Short answer: if computational performance is the bottleneck of your analysis you should use BowTie2, if you want to maximize accuracy it doesn't really matter because Blastn and BowTie2 provide very similar predictions.
Here is a more verbose answer in case the computational performance is not the main factor to consider in your analysis. Based on our ten synthetic datasets, bowtie2 and blastn perform almost equally in terms of accuracy. Sometimes blastn is slightly better than bowtie2, but other times the opposite is true. Bowtie2 with '--bt2_ps very-sensitive-local' (the default) or '--bt2_ps sensitive-local' seems to be on average a little more accurate than blastn producing however some more false positives. On the other hand, Bowtie2 with '--bt2_ps very-sensitive' (the default) or '--bt2_ps sensitive' is a bit less accurate than blastn but with fewer false positives. The false positives / false negatives trade-off can also be tuned using the '--stat_q' option (that works for both blastn and BowTie2) that we suggest to set higher than 0.1 (but smaller than 0.33) if one wants to avoid as much as possible false positives at the price of having some false negatives. Currently, we profiled 1,000 real metagenomes using blastn (because we didn't add the BowTie2 option yet), and just few metagenomes with BowTie2; until a more comprehensive analysis is performed, it may be a bit safer to use blastn instead of BowTie2 if the accuracy is much more important than computational efficiency.

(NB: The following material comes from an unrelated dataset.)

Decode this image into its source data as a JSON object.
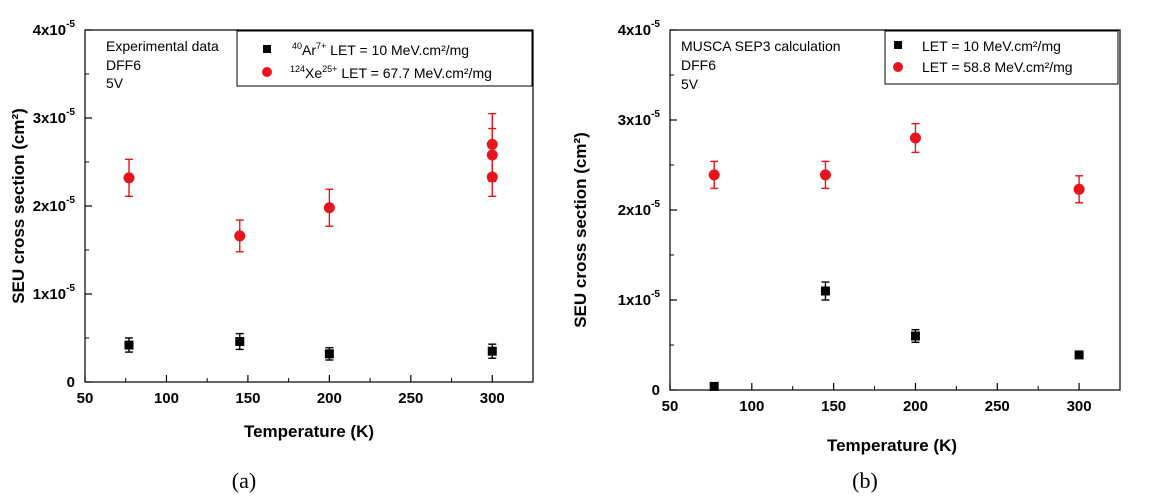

Should I modify the --stat_q parameters? in case, how?
The stat_q parameter regulates the truncated average computation and is set to 0.1 meaning that the 10% least abundant and the 10% most abundant markers are removed before computing the relative abundances. In the great majority of the cases the value of 0.1 is close to the optimal value for avoiding false positives and false negatives so there is generally no need to modify it.
If you really want to set a non-default value for --stat_q value, you can run MetaPhlAn with '-t clade_profiles' instead of the default '-t rel_ab'. This will generate a "coverage profile" for each marker of each clade. If several clades of interest (i.e. those appearing in the standard results) have markers with more than 10% of zeros you should use a value for --stat_q higher than 0.1. However, if you have many zeros and only few non-zero values, it's more likely than the non-zero values are false positives and there is no need to increase --stat_q. Because of taxonomic levels with only one descendant and other properties of the markers, this procedure is not rigorous for all taxonomic clades, but eyeballing some clades should be sufficient for suggesting whether --stat_q needs to be increased or not.

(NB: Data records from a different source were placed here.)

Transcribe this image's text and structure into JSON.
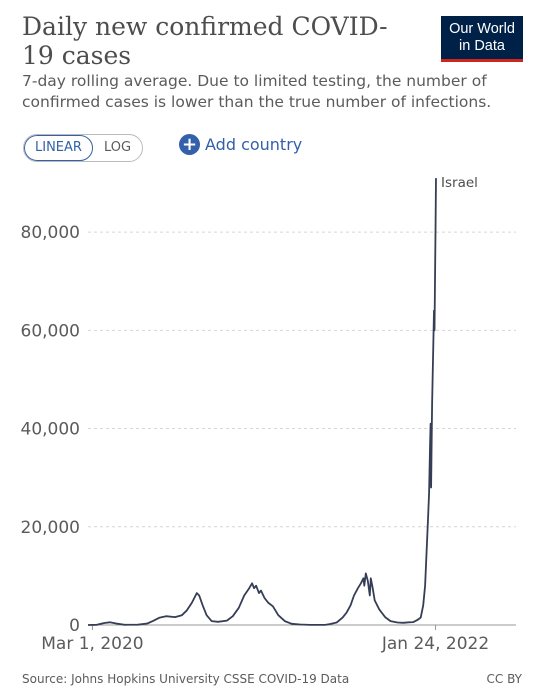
{
  "header": {
    "title": "Daily new confirmed COVID-19 cases",
    "subtitle": "7-day rolling average. Due to limited testing, the number of confirmed cases is lower than the true number of infections.",
    "logo_line1": "Our World",
    "logo_line2": "in Data"
  },
  "controls": {
    "scale_linear": "LINEAR",
    "scale_log": "LOG",
    "active_scale": "LINEAR",
    "add_country": "Add country"
  },
  "footer": {
    "source": "Source: Johns Hopkins University CSSE COVID-19 Data",
    "license": "CC BY"
  },
  "colors": {
    "line": "#353e55",
    "brand_navy": "#002147",
    "brand_red": "#ce261e",
    "accent_blue": "#3360a9"
  },
  "chart_data": {
    "type": "line",
    "title": "Daily new confirmed COVID-19 cases",
    "xlabel": "",
    "ylabel": "",
    "xlim": [
      "2020-02-21",
      "2022-01-29"
    ],
    "ylim": [
      0,
      90000
    ],
    "yticks": [
      0,
      20000,
      40000,
      60000,
      80000
    ],
    "ytick_labels": [
      "0",
      "20,000",
      "40,000",
      "60,000",
      "80,000"
    ],
    "xtick_labels": [
      "Mar 1, 2020",
      "Jan 24, 2022"
    ],
    "xtick_dates": [
      "2020-03-01",
      "2022-01-24"
    ],
    "grid": "horizontal dashed",
    "series": [
      {
        "name": "Israel",
        "points": [
          [
            "2020-02-21",
            0
          ],
          [
            "2020-03-10",
            50
          ],
          [
            "2020-03-25",
            400
          ],
          [
            "2020-04-05",
            550
          ],
          [
            "2020-04-18",
            300
          ],
          [
            "2020-05-05",
            40
          ],
          [
            "2020-06-01",
            60
          ],
          [
            "2020-06-20",
            300
          ],
          [
            "2020-07-01",
            800
          ],
          [
            "2020-07-15",
            1500
          ],
          [
            "2020-07-28",
            1800
          ],
          [
            "2020-08-15",
            1600
          ],
          [
            "2020-08-29",
            2000
          ],
          [
            "2020-09-08",
            3000
          ],
          [
            "2020-09-18",
            4500
          ],
          [
            "2020-09-28",
            6500
          ],
          [
            "2020-10-03",
            6000
          ],
          [
            "2020-10-10",
            4000
          ],
          [
            "2020-10-18",
            2000
          ],
          [
            "2020-10-28",
            800
          ],
          [
            "2020-11-10",
            650
          ],
          [
            "2020-11-28",
            900
          ],
          [
            "2020-12-10",
            1800
          ],
          [
            "2020-12-22",
            3500
          ],
          [
            "2021-01-02",
            6000
          ],
          [
            "2021-01-12",
            7500
          ],
          [
            "2021-01-18",
            8500
          ],
          [
            "2021-01-22",
            7500
          ],
          [
            "2021-01-26",
            8000
          ],
          [
            "2021-02-01",
            6500
          ],
          [
            "2021-02-05",
            7000
          ],
          [
            "2021-02-12",
            5500
          ],
          [
            "2021-02-20",
            4500
          ],
          [
            "2021-03-01",
            3800
          ],
          [
            "2021-03-12",
            2000
          ],
          [
            "2021-03-25",
            800
          ],
          [
            "2021-04-08",
            250
          ],
          [
            "2021-04-25",
            100
          ],
          [
            "2021-05-15",
            30
          ],
          [
            "2021-06-01",
            15
          ],
          [
            "2021-06-15",
            20
          ],
          [
            "2021-06-25",
            200
          ],
          [
            "2021-07-08",
            500
          ],
          [
            "2021-07-20",
            1500
          ],
          [
            "2021-07-28",
            2500
          ],
          [
            "2021-08-05",
            4000
          ],
          [
            "2021-08-12",
            6000
          ],
          [
            "2021-08-20",
            7500
          ],
          [
            "2021-08-26",
            8500
          ],
          [
            "2021-08-31",
            9500
          ],
          [
            "2021-09-02",
            8000
          ],
          [
            "2021-09-05",
            10500
          ],
          [
            "2021-09-09",
            9000
          ],
          [
            "2021-09-13",
            6000
          ],
          [
            "2021-09-15",
            9500
          ],
          [
            "2021-09-19",
            7500
          ],
          [
            "2021-09-23",
            5000
          ],
          [
            "2021-10-02",
            3200
          ],
          [
            "2021-10-14",
            1600
          ],
          [
            "2021-10-25",
            800
          ],
          [
            "2021-11-08",
            500
          ],
          [
            "2021-11-20",
            450
          ],
          [
            "2021-12-01",
            550
          ],
          [
            "2021-12-10",
            600
          ],
          [
            "2021-12-18",
            1000
          ],
          [
            "2021-12-25",
            1500
          ],
          [
            "2021-12-30",
            4000
          ],
          [
            "2022-01-03",
            8000
          ],
          [
            "2022-01-06",
            15000
          ],
          [
            "2022-01-09",
            22000
          ],
          [
            "2022-01-11",
            27000
          ],
          [
            "2022-01-12",
            32000
          ],
          [
            "2022-01-13",
            37000
          ],
          [
            "2022-01-14",
            41000
          ],
          [
            "2022-01-15",
            28000
          ],
          [
            "2022-01-17",
            45000
          ],
          [
            "2022-01-19",
            55000
          ],
          [
            "2022-01-20",
            60000
          ],
          [
            "2022-01-21",
            64000
          ],
          [
            "2022-01-22",
            60000
          ],
          [
            "2022-01-23",
            70000
          ],
          [
            "2022-01-24",
            80000
          ],
          [
            "2022-01-25",
            91000
          ]
        ]
      }
    ]
  }
}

Can I use a local installation of BlastN or BowTie2 in MetaPhlAn?
Yes, starting from version 1.6.0 we added two options that let you specify the executables for BlastN and BowTie2 with global paths. The two options are --blastn_exe and --bowtie2_exe
I have a bunch of colorspace reads... is it possible to use bowtie1 for alignment?
The easiest thing to do would be to use bowtie1 externally from MetaPhlAn to map the colorspace reads against the MetaPhlAn database. You can then use the mapping output as input for MetaPhlAn. The mapping output should be a two-columns tab-separated file with the name of the reads in the first column and the corresponding MetaPhlAn gene ID in the second column.